Last updated: 2021-12-22
I want to use Amazon Elastic Compute Cloud (Amazon EC2) Spot Instances with my Amazon Elastic Kubernetes Service (Amazon EKS). What are some best practices?
The following are some best practices for using Amazon EC2 Spot Instances with your Amazon EKS:
- Don't use Spot Instances for long-running jobs or stateful applications.
- Use managed node groups with Spot Instances.
- Add multiple instance types to node groups.
- Use the AWS Node Termination Handler for self-managed node groups.
Don't use Spot Instances for long-running jobs or stateful applications
The short lifespan of a Spot Instance can cause unwanted terminations to long-running jobs.

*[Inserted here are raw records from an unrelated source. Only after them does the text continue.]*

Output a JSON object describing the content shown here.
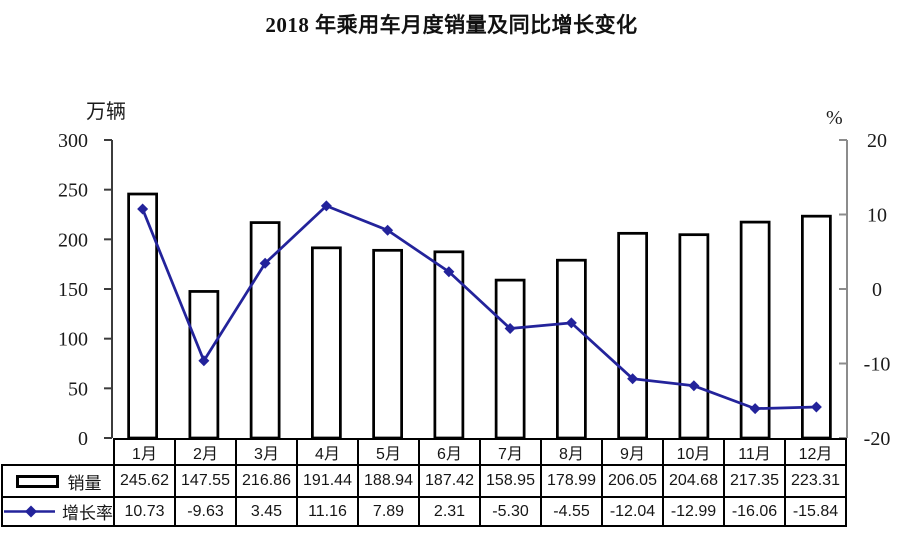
{
  "chart_data": {
    "type": "combo-bar-line",
    "title": "2018 年乘用车月度销量及同比增长变化",
    "categories": [
      "1月",
      "2月",
      "3月",
      "4月",
      "5月",
      "6月",
      "7月",
      "8月",
      "9月",
      "10月",
      "11月",
      "12月"
    ],
    "series": [
      {
        "name": "销量",
        "type": "bar",
        "unit": "万辆",
        "axis": "left",
        "values": [
          245.62,
          147.55,
          216.86,
          191.44,
          188.94,
          187.42,
          158.95,
          178.99,
          206.05,
          204.68,
          217.35,
          223.31
        ]
      },
      {
        "name": "增长率",
        "type": "line",
        "unit": "%",
        "axis": "right",
        "values": [
          10.73,
          -9.63,
          3.45,
          11.16,
          7.89,
          2.31,
          -5.3,
          -4.55,
          -12.04,
          -12.99,
          -16.06,
          -15.84
        ]
      }
    ],
    "left_axis": {
      "label": "万辆",
      "min": 0,
      "max": 300,
      "ticks": [
        0,
        50,
        100,
        150,
        200,
        250,
        300
      ]
    },
    "right_axis": {
      "label": "%",
      "min": -20,
      "max": 20,
      "ticks": [
        -20,
        -10,
        0,
        10,
        20
      ]
    },
    "grid": false,
    "legend_position": "bottom-table",
    "colors": {
      "bar_fill": "#ffffff",
      "bar_border": "#000000",
      "line": "#23239b",
      "left_axis_line": "#3c3c3c",
      "right_axis_line": "#8c8c8c",
      "text": "#1b1b1b"
    }
  }
}
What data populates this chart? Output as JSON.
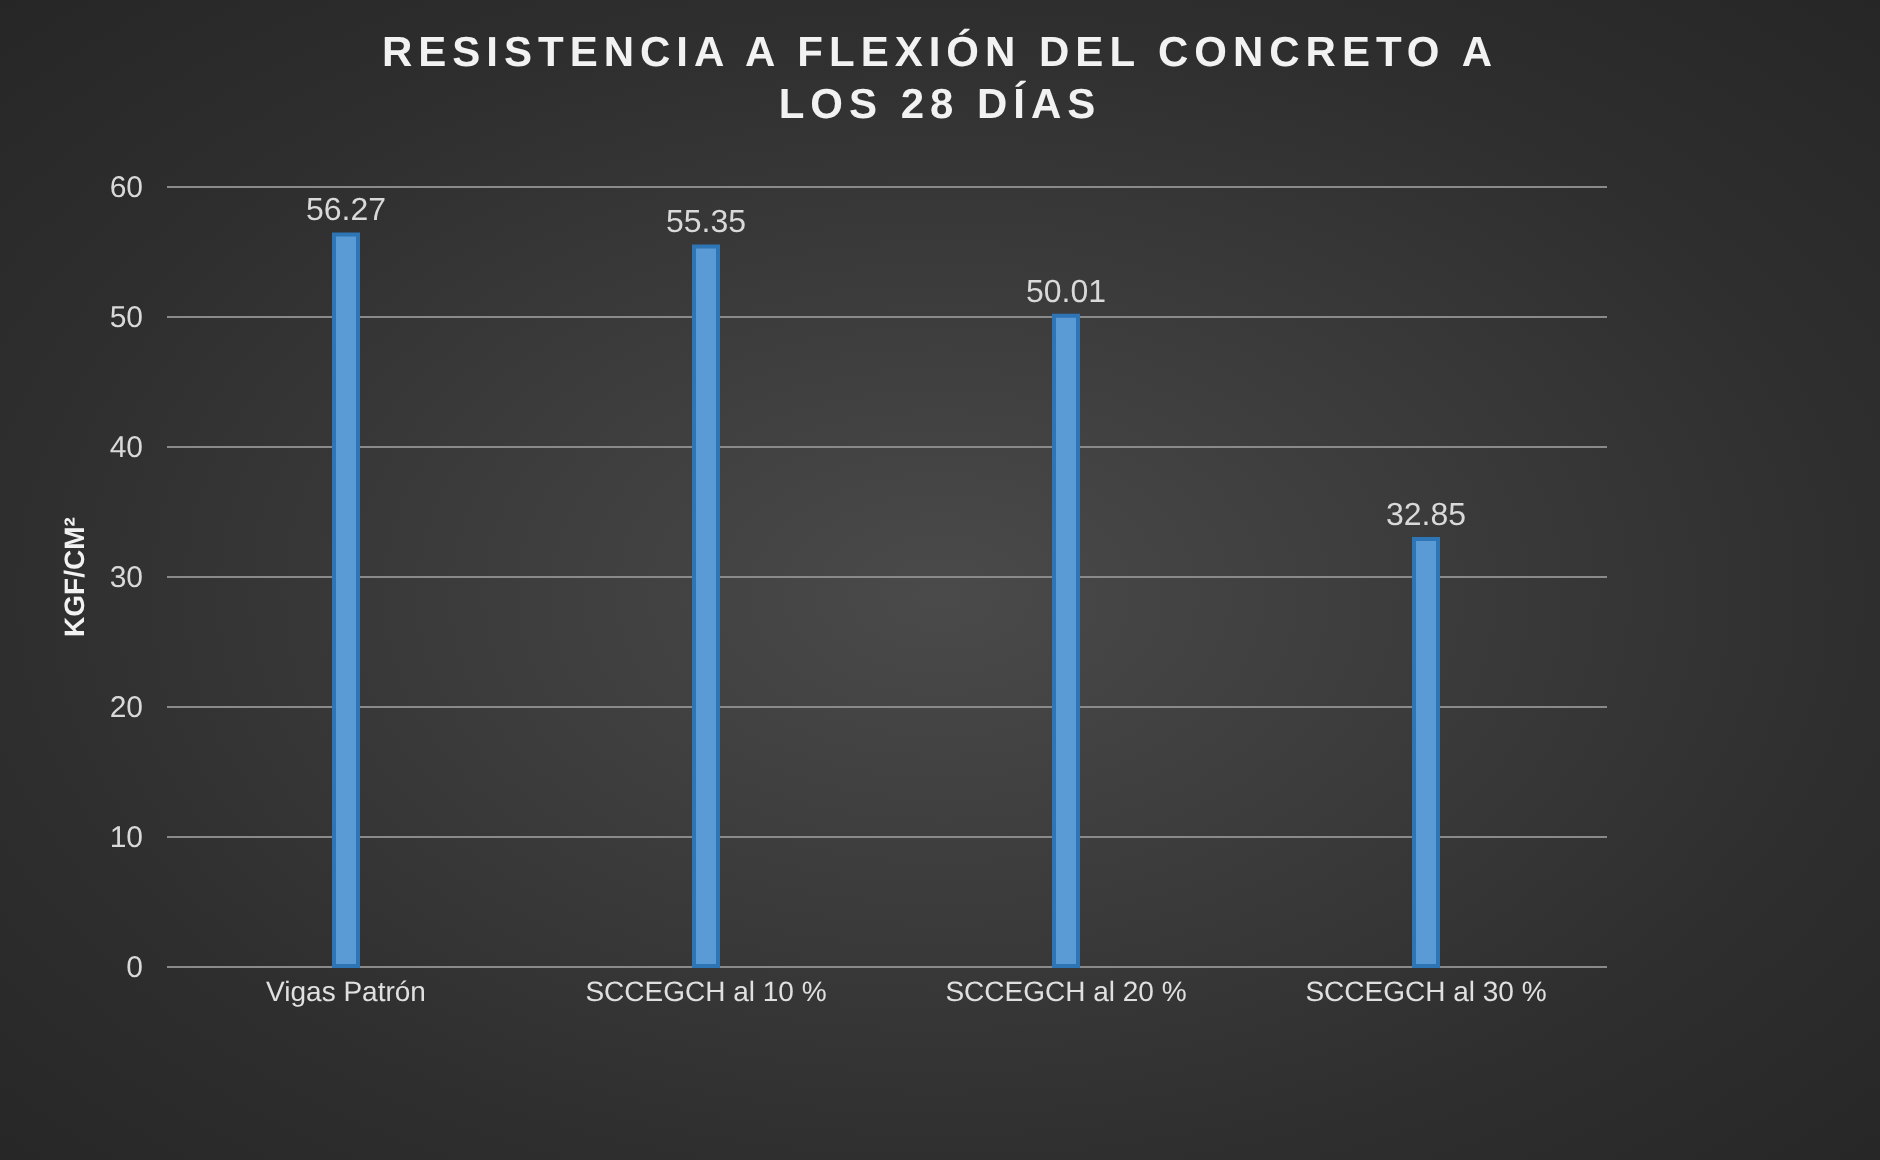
{
  "chart_data": {
    "type": "bar",
    "title": "RESISTENCIA A FLEXIÓN DEL CONCRETO A LOS 28 DÍAS",
    "ylabel": "KGF/CM²",
    "categories": [
      "Vigas Patrón",
      "SCCEGCH al 10 %",
      "SCCEGCH al 20 %",
      "SCCEGCH al 30 %"
    ],
    "values": [
      56.27,
      55.35,
      50.01,
      32.85
    ],
    "color": "#5b9bd5",
    "ylim": [
      0,
      60
    ],
    "yticks": [
      0,
      10,
      20,
      30,
      40,
      50,
      60
    ],
    "grid": "y",
    "data_labels": true
  }
}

It can also affect stateful applications because stateful applications cannot tolerate shutdowns. Instead, use On-Demand Instances for long-running jobs.

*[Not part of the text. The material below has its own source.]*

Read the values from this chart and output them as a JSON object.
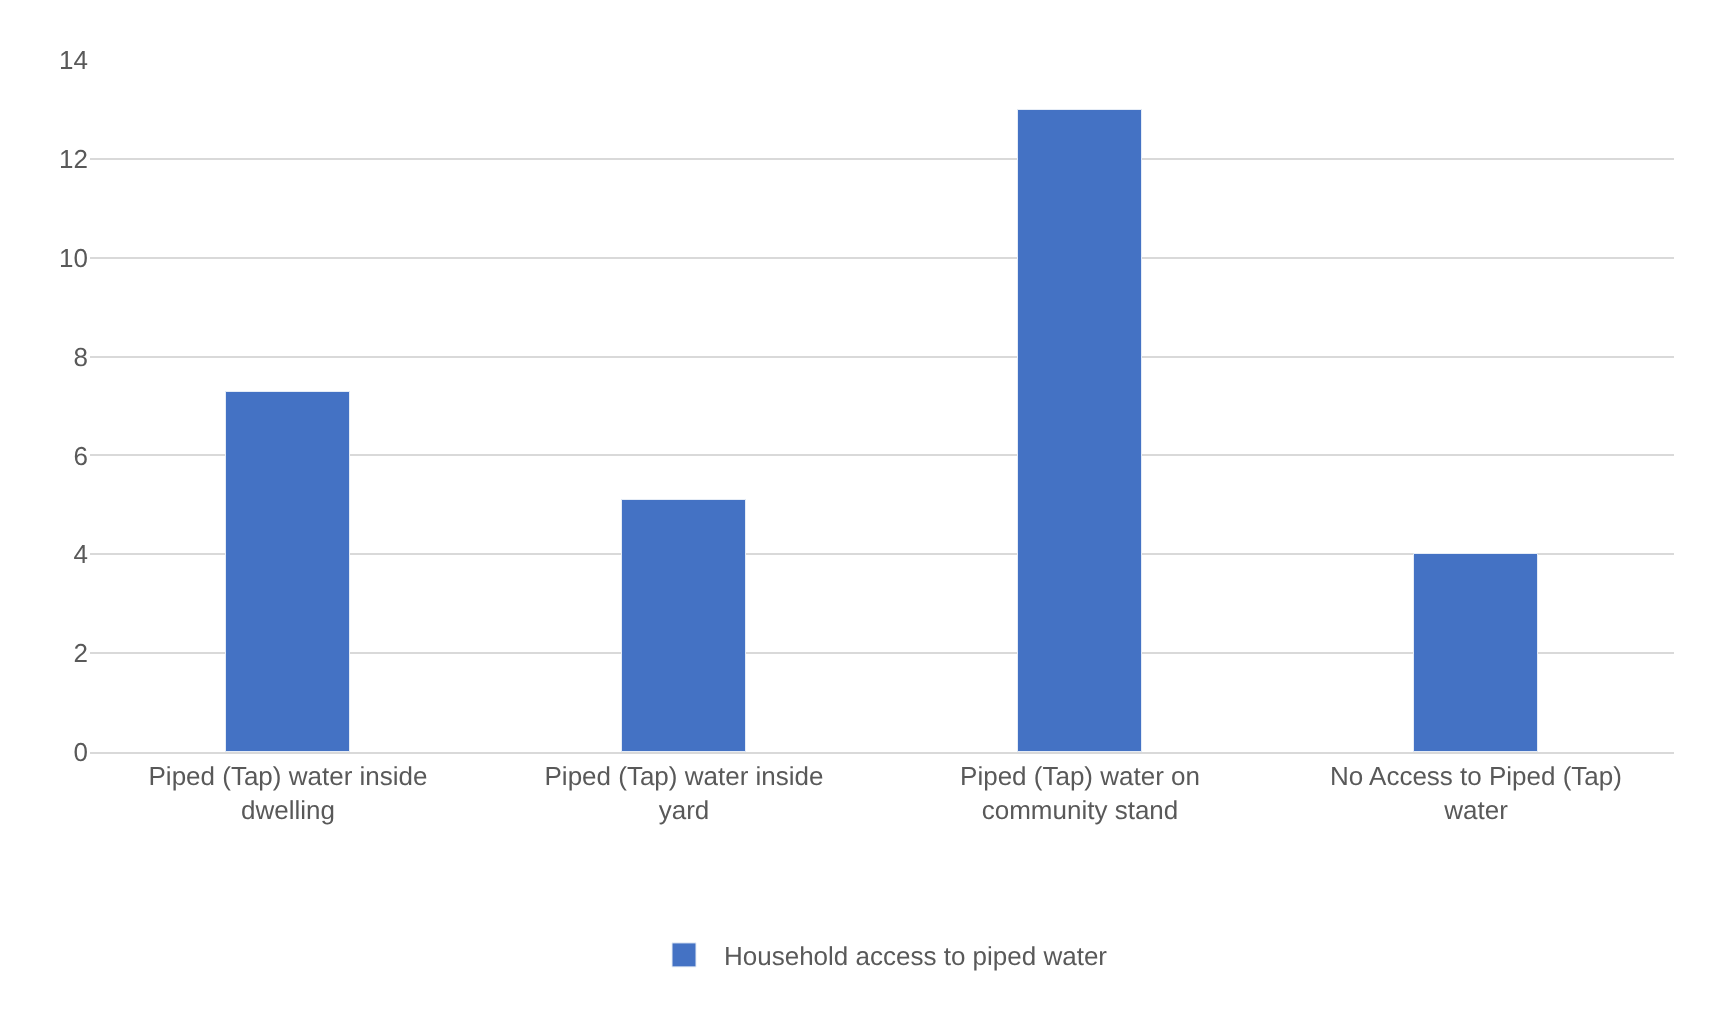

Use managed node groups with Spot Instances
You can set the capacity type of a managed node group as spot. The managed node group then configures an Auto Scaling group to use EC2 Auto Scaling Capacity Rebalancing. When the EC2 Auto Scaling Capacity Rebalancing feature is activated and a Spot node receives a rebalance recommendation, Amazon EKS attempts to replace the Spot node.
After the new Spot node is ready, Amazon EKS separates and drains the previous Spot node. This can help reduce the risk of corrupted Amazon Elastic Block Store (Amazon EBS) volumes or interrupted database connections.
Add multiple instance types to node groups
Every Spot Instance pool consists of an unused EC2 instance capacity for a specific instance type in a specific Availability Zone. When a node group tries to provision a new node, it uses one of the instance types that's defined in its configuration. If the instance types don't have Spot capacity in any of the Availability Zones, then the node group fails to scale and becomes degraded.
To avoid this issue, increase the number of similar instance types in the node group. For example, for a m5.large (2 vCPU/8 GiB RAM) instance type, add ones with the same vCPU and RAM values, such as m5a.large, m5n.large, and m4.large.
Use the AWS Node Termination Handler for self-managed node groups
The AWS Node Termination Handler (from the GitHub website) is deployed to an Amazon EKS cluster as a deployment or DaemonSet. The AWS Node Termination Handler adds capabilities to self-managed node groups that they lack. It helps self-managed node groups detect and appropriately respond to EC2 maintenance events, Spot interruption notices, Auto Scaling group scale-in events, and Availability Zone rebalances. Use the Queue Processor option to add every AWS Node Termination Handler feature to the self-managed node group.